To determine whether physiological increments in circulating GH concentrations influence glucose-induced glucose uptake (GIGU), two-step sequential hyperglycemic clamp (plasma glucose, 6 and 14 mmol/L) studies were performed in six normal subjects with and without GH infusion (40 ng/kg.min). The latter resulted in serum GH levels of 15 +/- 1 (+/- SE) microgram/L. Infusion of somatostatin (250 micrograms/h during step 1 and 750 micrograms/h during step 2) together with a replacement dose of insulin (1.1 pmol/kg.min) resulted in serum insulin levels comparable to basal levels in both studies. The GIGU ([3-3H]glucose), assessed as the difference between steps 2 and 1 glucose utilization during the final 60 min of each step (150 min) was markedly impaired during GH infusion (with GH, 1.1 +/- 0.2 mg/kg.min; without GH, 3.1 +/- 0.3 mg/kg.min; P less than 0.001). Moreover, the percent increase in glucose uptake was considerably reduced during hypersomatotropinemia (with GH, 44 +/- 9%; without GH, 97 +/- 11%; P less than 0.01). In the GH infusion as well as control studies, endogenous glucose production (EGP) was similar at the two levels of glycemia, whereas GH infusion approximately doubled EGP [2.3 +/- 0.2 vs. 1.1 +/- 0.3 mg/kg.min and 2.0 +/- 0.4 vs. 1.1 +/- 0.4 mg/kg.min (step 1 and 2, respectively)]. We conclude that moderate hypersomatotropinemia for several hours is characterized by impaired GIGU as well as augmented EGP.

摘要

为了确定循环中生长激素(GH)浓度的生理性升高是否会影响葡萄糖诱导的葡萄糖摄取(GIGU),对6名正常受试者进行了两步序贯高血糖钳夹试验(血浆葡萄糖浓度分别为6 mmol/L和14 mmol/L),其中3名受试者接受GH输注(40 ng/kg·min),另外3名不接受。

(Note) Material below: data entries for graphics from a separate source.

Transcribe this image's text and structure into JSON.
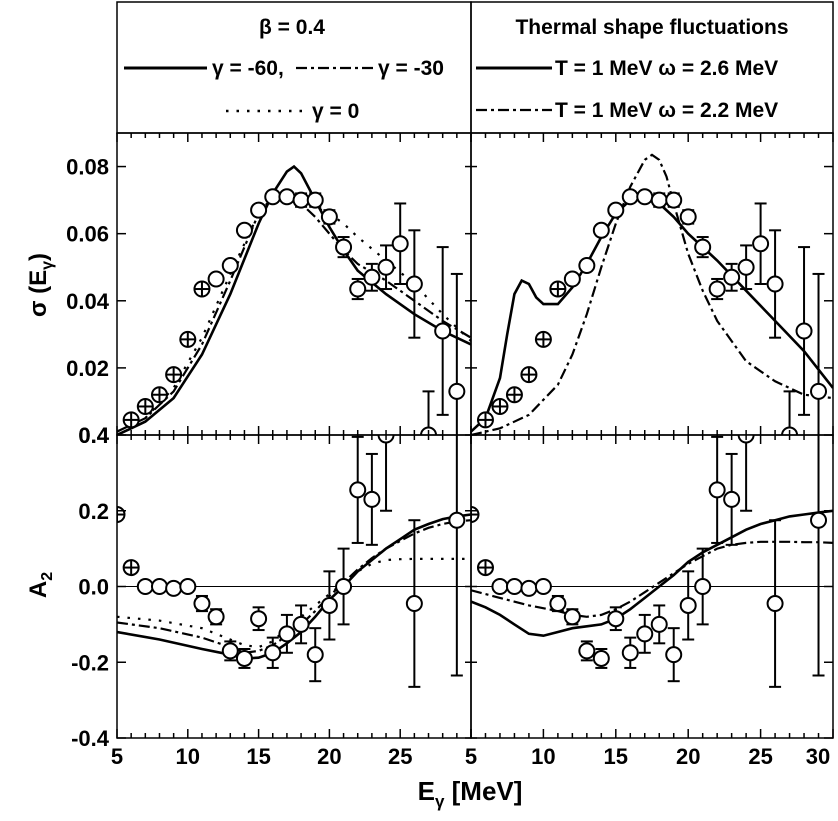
{
  "chart_data": {
    "type": "line",
    "x_range": [
      5,
      30
    ],
    "x_ticks": [
      5,
      10,
      15,
      20,
      25,
      30
    ],
    "x_tick_labels_left": [
      "5",
      "10",
      "15",
      "20",
      "25",
      "5"
    ],
    "x_tick_labels_right": [
      "",
      "10",
      "15",
      "20",
      "25",
      "30"
    ],
    "xlabel": "E",
    "xlabel_sub": "γ",
    "xlabel_unit": " [MeV]",
    "upper_panel": {
      "ylabel": "σ (E",
      "ylabel_sub": "γ",
      "ylabel_close": ")",
      "ylim": [
        0.0,
        0.09
      ],
      "y_ticks": [
        0.02,
        0.04,
        0.06,
        0.08
      ],
      "y_tick_labels": [
        "0.02",
        "0.04",
        "0.06",
        "0.08"
      ]
    },
    "lower_panel": {
      "ylabel": "A",
      "ylabel_sub": "2",
      "ylim": [
        -0.4,
        0.4
      ],
      "y_ticks": [
        -0.4,
        -0.2,
        0.0,
        0.2,
        0.4
      ],
      "y_tick_labels": [
        "-0.4",
        "-0.2",
        "0.0",
        "0.2",
        "0.4"
      ]
    },
    "legend_left": {
      "title": "β = 0.4",
      "line1_a": "γ = -60,",
      "line1_b": "γ = -30",
      "line2": "γ = 0"
    },
    "legend_right": {
      "title": "Thermal shape fluctuations",
      "entry1": "T = 1 MeV ω = 2.6 MeV",
      "entry2": "T = 1 MeV ω = 2.2 MeV"
    },
    "data_upper": {
      "x": [
        6,
        7,
        8,
        9,
        10,
        11,
        12,
        13,
        14,
        15,
        16,
        17,
        18,
        19,
        20,
        21,
        22,
        23,
        24,
        25,
        26,
        27,
        28,
        29
      ],
      "y": [
        0.0045,
        0.0085,
        0.012,
        0.018,
        0.0285,
        0.0435,
        0.0465,
        0.0505,
        0.061,
        0.067,
        0.071,
        0.071,
        0.07,
        0.07,
        0.065,
        0.056,
        0.0435,
        0.047,
        0.05,
        0.057,
        0.045,
        0.0,
        0.031,
        0.013
      ],
      "err": [
        0.0005,
        0.0005,
        0.0005,
        0.0007,
        0.0008,
        0.001,
        0.001,
        0.0012,
        0.0015,
        0.0015,
        0.0015,
        0.0015,
        0.002,
        0.002,
        0.002,
        0.003,
        0.003,
        0.004,
        0.0065,
        0.012,
        0.016,
        0.013,
        0.025,
        0.035
      ],
      "crossed_until_x": 11
    },
    "data_lower": {
      "x": [
        5,
        6,
        7,
        8,
        9,
        10,
        11,
        12,
        13,
        14,
        15,
        16,
        17,
        18,
        19,
        20,
        21,
        22,
        23,
        24,
        26,
        29
      ],
      "y": [
        0.19,
        0.05,
        0.0,
        0.0,
        -0.005,
        0.0,
        -0.045,
        -0.08,
        -0.17,
        -0.19,
        -0.085,
        -0.175,
        -0.125,
        -0.1,
        -0.18,
        -0.05,
        0.0,
        0.255,
        0.23,
        0.4,
        -0.045,
        0.175
      ],
      "err": [
        0.01,
        0.01,
        0.01,
        0.01,
        0.01,
        0.01,
        0.02,
        0.02,
        0.025,
        0.025,
        0.03,
        0.04,
        0.05,
        0.05,
        0.07,
        0.09,
        0.1,
        0.14,
        0.12,
        0.2,
        0.22,
        0.41
      ],
      "crossed_until_x": 6
    },
    "curves_upper_left": [
      {
        "style": "solid",
        "x": [
          5,
          7,
          9,
          11,
          13,
          15,
          16,
          17,
          17.5,
          18,
          19,
          20,
          21,
          22,
          24,
          26,
          28,
          30
        ],
        "y": [
          0.0,
          0.004,
          0.011,
          0.024,
          0.042,
          0.063,
          0.072,
          0.0785,
          0.08,
          0.078,
          0.07,
          0.062,
          0.055,
          0.049,
          0.042,
          0.036,
          0.031,
          0.027
        ]
      },
      {
        "style": "dashdot",
        "x": [
          5,
          7,
          9,
          11,
          13,
          15,
          16,
          17,
          18,
          19,
          20,
          21,
          22,
          24,
          26,
          28,
          30
        ],
        "y": [
          0.001,
          0.005,
          0.013,
          0.027,
          0.046,
          0.066,
          0.071,
          0.072,
          0.069,
          0.065,
          0.06,
          0.055,
          0.051,
          0.046,
          0.04,
          0.034,
          0.029
        ]
      },
      {
        "style": "dotted",
        "x": [
          5,
          7,
          9,
          11,
          13,
          15,
          16,
          17,
          18,
          19,
          20,
          21,
          22,
          24,
          26,
          28,
          30
        ],
        "y": [
          0.001,
          0.005,
          0.014,
          0.029,
          0.048,
          0.066,
          0.07,
          0.071,
          0.07,
          0.068,
          0.066,
          0.063,
          0.059,
          0.052,
          0.045,
          0.036,
          0.028
        ]
      }
    ],
    "curves_upper_right": [
      {
        "style": "solid",
        "x": [
          5,
          6,
          7,
          7.5,
          8,
          8.5,
          9,
          9.5,
          10,
          11,
          12,
          13,
          14,
          15,
          16,
          17,
          18,
          19,
          20,
          22,
          24,
          26,
          28,
          30
        ],
        "y": [
          0.001,
          0.005,
          0.017,
          0.03,
          0.042,
          0.046,
          0.045,
          0.041,
          0.039,
          0.039,
          0.044,
          0.051,
          0.059,
          0.066,
          0.07,
          0.071,
          0.069,
          0.065,
          0.06,
          0.052,
          0.043,
          0.034,
          0.025,
          0.014
        ]
      },
      {
        "style": "dashdot",
        "x": [
          5,
          7,
          9,
          11,
          12,
          13,
          14,
          15,
          16,
          17,
          17.5,
          18,
          18.5,
          19,
          20,
          21,
          22,
          24,
          26,
          28,
          30
        ],
        "y": [
          0.0,
          0.002,
          0.006,
          0.015,
          0.024,
          0.036,
          0.05,
          0.063,
          0.074,
          0.082,
          0.0835,
          0.082,
          0.077,
          0.069,
          0.054,
          0.043,
          0.034,
          0.022,
          0.016,
          0.012,
          0.011
        ]
      }
    ],
    "curves_lower_left": [
      {
        "style": "solid",
        "x": [
          5,
          8,
          11,
          13,
          14,
          15,
          16,
          17,
          18,
          19,
          20,
          21,
          22,
          23,
          24,
          25,
          26,
          27,
          28,
          29,
          30
        ],
        "y": [
          -0.12,
          -0.14,
          -0.165,
          -0.18,
          -0.19,
          -0.188,
          -0.175,
          -0.15,
          -0.12,
          -0.08,
          -0.035,
          0.0,
          0.04,
          0.07,
          0.1,
          0.125,
          0.15,
          0.165,
          0.178,
          0.185,
          0.19
        ]
      },
      {
        "style": "dashdot",
        "x": [
          5,
          8,
          11,
          13,
          14,
          15,
          16,
          17,
          18,
          19,
          20,
          21,
          22,
          23,
          24,
          25,
          26,
          27,
          28,
          29,
          30
        ],
        "y": [
          -0.095,
          -0.11,
          -0.135,
          -0.16,
          -0.175,
          -0.17,
          -0.155,
          -0.13,
          -0.1,
          -0.065,
          -0.025,
          0.01,
          0.045,
          0.075,
          0.1,
          0.12,
          0.14,
          0.155,
          0.165,
          0.172,
          0.175
        ]
      },
      {
        "style": "dotted",
        "x": [
          5,
          8,
          11,
          13,
          14,
          15,
          16,
          17,
          18,
          19,
          20,
          21,
          22,
          23,
          24,
          25,
          26,
          27,
          28,
          29,
          30
        ],
        "y": [
          -0.08,
          -0.09,
          -0.11,
          -0.14,
          -0.155,
          -0.16,
          -0.145,
          -0.11,
          -0.08,
          -0.05,
          -0.02,
          0.01,
          0.04,
          0.06,
          0.07,
          0.072,
          0.073,
          0.073,
          0.073,
          0.073,
          0.073
        ]
      }
    ],
    "curves_lower_right": [
      {
        "style": "solid",
        "x": [
          5,
          6,
          7,
          8,
          9,
          10,
          11,
          12,
          13,
          14,
          15,
          16,
          17,
          18,
          19,
          20,
          21,
          22,
          23,
          24,
          25,
          26,
          27,
          28,
          29,
          30
        ],
        "y": [
          -0.04,
          -0.055,
          -0.075,
          -0.1,
          -0.125,
          -0.13,
          -0.12,
          -0.11,
          -0.105,
          -0.1,
          -0.085,
          -0.06,
          -0.03,
          0.0,
          0.03,
          0.065,
          0.09,
          0.11,
          0.13,
          0.15,
          0.165,
          0.175,
          0.185,
          0.19,
          0.195,
          0.2
        ]
      },
      {
        "style": "dashdot",
        "x": [
          5,
          7,
          9,
          11,
          12,
          13,
          14,
          15,
          16,
          17,
          18,
          19,
          20,
          21,
          22,
          23,
          24,
          25,
          26,
          27,
          28,
          29,
          30
        ],
        "y": [
          -0.01,
          -0.03,
          -0.05,
          -0.065,
          -0.075,
          -0.08,
          -0.075,
          -0.06,
          -0.04,
          -0.015,
          0.01,
          0.035,
          0.06,
          0.08,
          0.1,
          0.11,
          0.115,
          0.118,
          0.118,
          0.118,
          0.117,
          0.117,
          0.115
        ]
      }
    ]
  }
}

后者使血清GH水平达到15±1(±SE)μg/L。在两项研究中,输注生长抑素(第一步为250μg/h,第二步为750μg/h)并补充胰岛素(1.1 pmol/kg·min),使血清胰岛素水平与基础水平相当。GIGU([3-³H]葡萄糖)通过每一步最后60分钟(共150分钟)步骤2和步骤1之间葡萄糖利用率的差值来评估,在GH输注期间显著受损(接受GH时为1.1±0.2 mg/kg·min;未接受GH时为3.1±0.3 mg/kg·min;P<0.001)。此外,在生长激素过多血症期间,葡萄糖摄取的增加百分比显著降低(接受GH时为44±9%;未接受GH时为97±11%;P<0.01)。在GH输注以及对照研究中,内源性葡萄糖生成(EGP)在两个血糖水平相似,而GH输注使EGP增加了约一倍[分别为2.3±0.2 vs. 1.1±0.3 mg/kg·min和2.0±0.4 vs. 1.1±0.4 mg/kg·min(分别为第一步和第二步)]。我们得出结论,数小时的中度生长激素过多血症的特征是GIGU受损以及EGP增加。